A recent decision by the U.S. Supreme Court will make it more difficult for employers to deny employees’ requests for religious accommodations in the workplace.
The unanimous decision by the court in the case of Groff vs. DeJoy basically upends a standard for accommodating religious beliefs that has been in place since 1977.
The case concerns a mail carrier who asked not to work on Sundays due to his religious beliefs, after his employer, the U.S. Postal Service, contracted with Amazon to deliver its packages on Sundays.
The ruling will require that employers take a new approach to handling their employees’ requests for religious accommodations in the workplace.
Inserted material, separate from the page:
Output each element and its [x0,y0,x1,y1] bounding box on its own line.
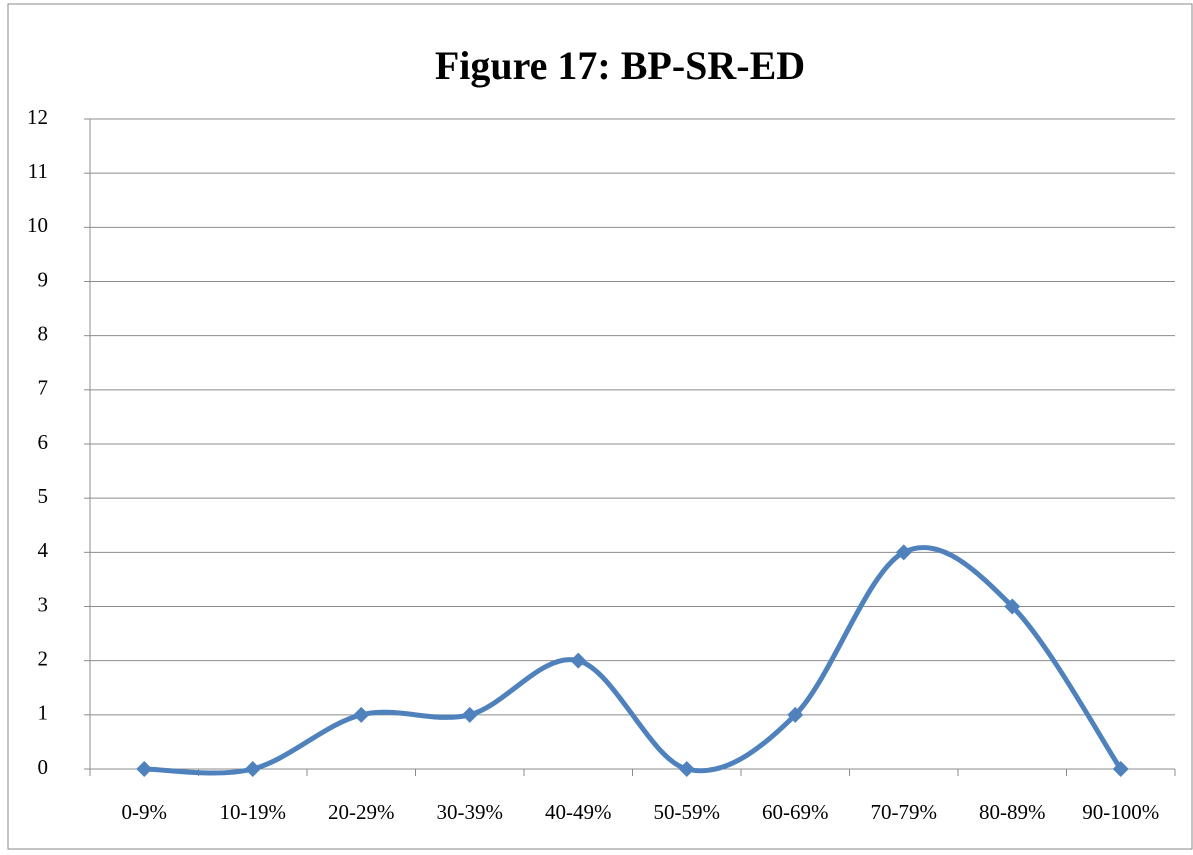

Legal experts say the decision could spur a slew of new requests as well as renewed ones from employees whose requests had been declined.
When mail carrier Gerald E. Groff’s U.S. Postal Service location started requiring its staff to work on Sundays to fulfill the Amazon contract, he was able to swap shifts with co-workers. But they grew resentful and stopped swapping shifts with him. After a number of shifts went unfilled, the USPS informed him that it could not reasonably accommodate his request not to work on Sundays.
Groff quit and sued U.S. Postmaster General Louis DeJoy alleging Title VII religious discrimination and the case made its way to the Supreme Court, which sided with him in his appeal.
In its decision, the court wrote that an employer must accommodate an employee’s religious practice as long as the proposed accommodation does not create “substantial increased costs in relation to the conduct of [the company’s] particular business.”
The decision jettisons a standard that has been in place since SCOTUS’s 1977 decision in Trans World Airlines, Inc. vs. Hardison: That if making accommodation constitutes more than a de minimis cost to the employer, then the request was considered an “undue hardship” and the employer could deny the request. Even the Equal Employment Opportunity Commission deferred to this standard.
How it changes the equation
“Substantially” increasing costs in relation to the company’s operations is a significantly higher bar and burden of proof for employers that reject religious accommodation requests.
One of the key takeaways from the decision is that employers must explore all of their options, like voluntary shift-swapping.
It also warned that “a hardship that is attributable to employee animosity to a particular religion, to religion in general, or to the very notion of accommodating religious practice cannot be considered ‘undue.'” In other words: If other employees don’t like the fact that their colleague is getting a certain day off, that is no excuse for denying the request.
In light of this ruling, you should revisit your workplace policies for dealing with religious accommodations. If you receive a request and are unsure how to proceed, consider consulting with counsel.